Sembrano sfumature. Eppure si rivelano di grande importanza quando si tratta di scegliere il contenuto giusto per ogni tipo di query. Pensiamo, ad esempio, alla possibilità di decodificare nel modo migliore le intenzioni di un potenziale cliente di una piattaforma di e-commerce. Un certo visitatore è atterrato nel nostro sito perché ha bisogno di maggiori informazioni su uno specifico prodotto, oppure perché ha già deciso di acquistarlo? L’analisi della ricerca vocale ci aiuta a rispondere a questa domanda.
Il contesto dell’utente conta
Dal punto di vista dello specialista SEO, la maggiore diffusione delle ricerche di tipo vocale comporta un’ulteriore conseguenza: la necessità di considerare le ricerche stesse in quanto situate in un contesto. Dobbiamo aspettarci che una ricerca vocale si svolga sempre in una situazione specifica. Il contenuto da restituire all’utente deve tenere conto di questa situazione. Per esempio, assumendo che nel nostro paese la maggior parte delle ricerche vocali venga svolta da mobile (sarà così fino a quando i dispositivi domestici voice-enabled non saranno diffusi nelle case degli italiani), la localizzazione geografica del dispositivo da cui proviene la query rappresenta un’informazione fondamentale. Tecnologie come Google Assistant e Apple Siri sono pensate proprio per restituire agli utenti risposte coerenti con la loro posizione.
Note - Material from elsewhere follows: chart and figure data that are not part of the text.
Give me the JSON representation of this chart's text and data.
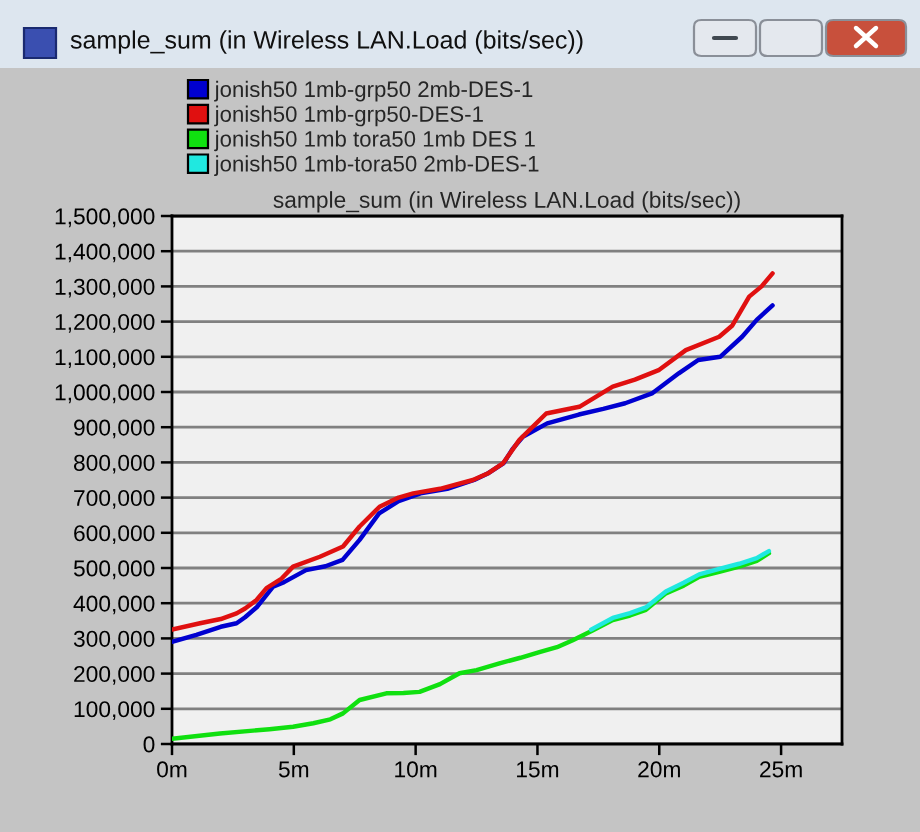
{
  "chart_data": {
    "type": "line",
    "title": "sample_sum (in Wireless LAN.Load (bits/sec))",
    "subtitle": "sample_sum (in Wireless LAN.Load (bits/sec))",
    "xlim": [
      0,
      27.5
    ],
    "xticks": [
      {
        "value": 0,
        "label": "0m"
      },
      {
        "value": 5,
        "label": "5m"
      },
      {
        "value": 10,
        "label": "10m"
      },
      {
        "value": 15,
        "label": "15m"
      },
      {
        "value": 20,
        "label": "20m"
      },
      {
        "value": 25,
        "label": "25m"
      }
    ],
    "ylim": [
      0,
      1500000
    ],
    "yticks": [
      0,
      {
        "value": 100000,
        "label": "100,000"
      },
      {
        "value": 200000,
        "label": "200,000"
      },
      {
        "value": 300000,
        "label": "300,000"
      },
      {
        "value": 400000,
        "label": "400,000"
      },
      {
        "value": 500000,
        "label": "500,000"
      },
      {
        "value": 600000,
        "label": "600,000"
      },
      {
        "value": 700000,
        "label": "700,000"
      },
      {
        "value": 800000,
        "label": "800,000"
      },
      {
        "value": 900000,
        "label": "900,000"
      },
      {
        "value": 1000000,
        "label": "1,000,000"
      },
      {
        "value": 1100000,
        "label": "1,100,000"
      },
      {
        "value": 1200000,
        "label": "1,200,000"
      },
      {
        "value": 1300000,
        "label": "1,300,000"
      },
      {
        "value": 1400000,
        "label": "1,400,000"
      },
      {
        "value": 1500000,
        "label": "1,500,000"
      }
    ],
    "grid": "y",
    "legend": "top",
    "line_style": "solid",
    "series": [
      {
        "name": "jonish50 1mb-grp50 2mb-DES-1",
        "color": "#0000d0",
        "x": [
          0,
          1.0,
          2.0,
          2.65,
          3.0,
          3.5,
          4.15,
          4.6,
          5.5,
          6.3,
          7.0,
          7.7,
          8.5,
          9.3,
          10.2,
          11.3,
          12.4,
          13.0,
          13.6,
          14.0,
          14.4,
          15.4,
          16.7,
          17.7,
          18.6,
          19.7,
          20.8,
          21.6,
          22.5,
          23.4,
          24.0,
          24.65
        ],
        "values": [
          290000,
          310000,
          333000,
          343000,
          360000,
          390000,
          447000,
          460000,
          494000,
          505000,
          523000,
          580000,
          655000,
          690000,
          712000,
          725000,
          750000,
          770000,
          797000,
          840000,
          873000,
          911000,
          936000,
          952000,
          968000,
          996000,
          1053000,
          1091000,
          1100000,
          1157000,
          1205000,
          1246000
        ]
      },
      {
        "name": "jonish50 1mb-grp50-DES-1",
        "color": "#e01010",
        "x": [
          0,
          1.15,
          2.0,
          2.65,
          3.0,
          3.47,
          3.88,
          4.5,
          4.97,
          6.07,
          7.02,
          7.7,
          8.52,
          9.3,
          9.9,
          11.0,
          12.35,
          13.0,
          13.58,
          14.26,
          15.36,
          16.72,
          18.09,
          19.0,
          20.0,
          21.09,
          22.46,
          23.0,
          23.69,
          24.2,
          24.65
        ],
        "values": [
          325000,
          343000,
          355000,
          371000,
          385000,
          409000,
          443000,
          470000,
          504000,
          532000,
          561000,
          618000,
          674000,
          700000,
          712000,
          725000,
          750000,
          770000,
          797000,
          864000,
          939000,
          958000,
          1015000,
          1035000,
          1063000,
          1119000,
          1157000,
          1189000,
          1271000,
          1300000,
          1337000
        ]
      },
      {
        "name": "jonish50 1mb tora50 1mb DES 1",
        "color": "#10e010",
        "x": [
          0,
          1.97,
          4.0,
          4.97,
          5.8,
          6.5,
          7.02,
          7.7,
          8.8,
          9.5,
          10.16,
          11.0,
          11.8,
          12.5,
          13.44,
          14.3,
          15.08,
          15.8,
          16.45,
          17.2,
          18.09,
          18.8,
          19.45,
          20.27,
          21.0,
          21.64,
          22.5,
          23.28,
          24.0,
          24.5
        ],
        "values": [
          15000,
          30000,
          42000,
          49000,
          59000,
          70000,
          87000,
          125000,
          144000,
          145000,
          148000,
          170000,
          201000,
          210000,
          229000,
          245000,
          261000,
          275000,
          295000,
          320000,
          352000,
          365000,
          381000,
          428000,
          450000,
          475000,
          490000,
          504000,
          520000,
          542000
        ]
      },
      {
        "name": "jonish50 1mb-tora50 2mb-DES-1",
        "color": "#20e8e0",
        "x": [
          17.2,
          18.09,
          18.8,
          19.45,
          20.27,
          21.0,
          21.64,
          22.5,
          23.28,
          24.0,
          24.5
        ],
        "values": [
          325000,
          358000,
          372000,
          388000,
          433000,
          458000,
          482000,
          498000,
          512000,
          528000,
          548000
        ]
      }
    ]
  }
}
Per esempio, «qual è il ristorante più vicino a me?» è una tipica domanda geograficamente situata. È chiaro infatti che la risposta cambia in funzione della posizione di chi formula tale domanda. Molte ricerche vocali hanno questa natura. La conseguenza, per chi si occupa di SEO, è che diventa ancora più importante arricchire di metadati i documenti da ottimizzare. L’obiettivo non è solo favorire la creazione di snippet ricchi o di rich card. Si tratta di aumentare le probabilità che i dati strutturati inseriti nell’intestazione del documento secondo la sintassi di Schema.org – orario del servizio promosso, indirizzo ecc. – corrispondano a uno dei criteri di ricerca impostati dall’utente o dei parametri rilevati automaticamente attraverso lo smartphone.
Vince lo stile dialogico
Un’ulteriore conseguenza della progressiva affermazione delle ricerche vocali riguarda lo stile di scrittura. Le singole keyword diventano meno importanti, mentre prevale una logica semantica sempre più vicina a quella del linguaggio naturale. Vince cioè la semantica della frase, non quella della parola. Vince, soprattutto, la capacità di collegare il contesto della domanda (la query di ricerca) con quello della risposta (il contenuto del documento).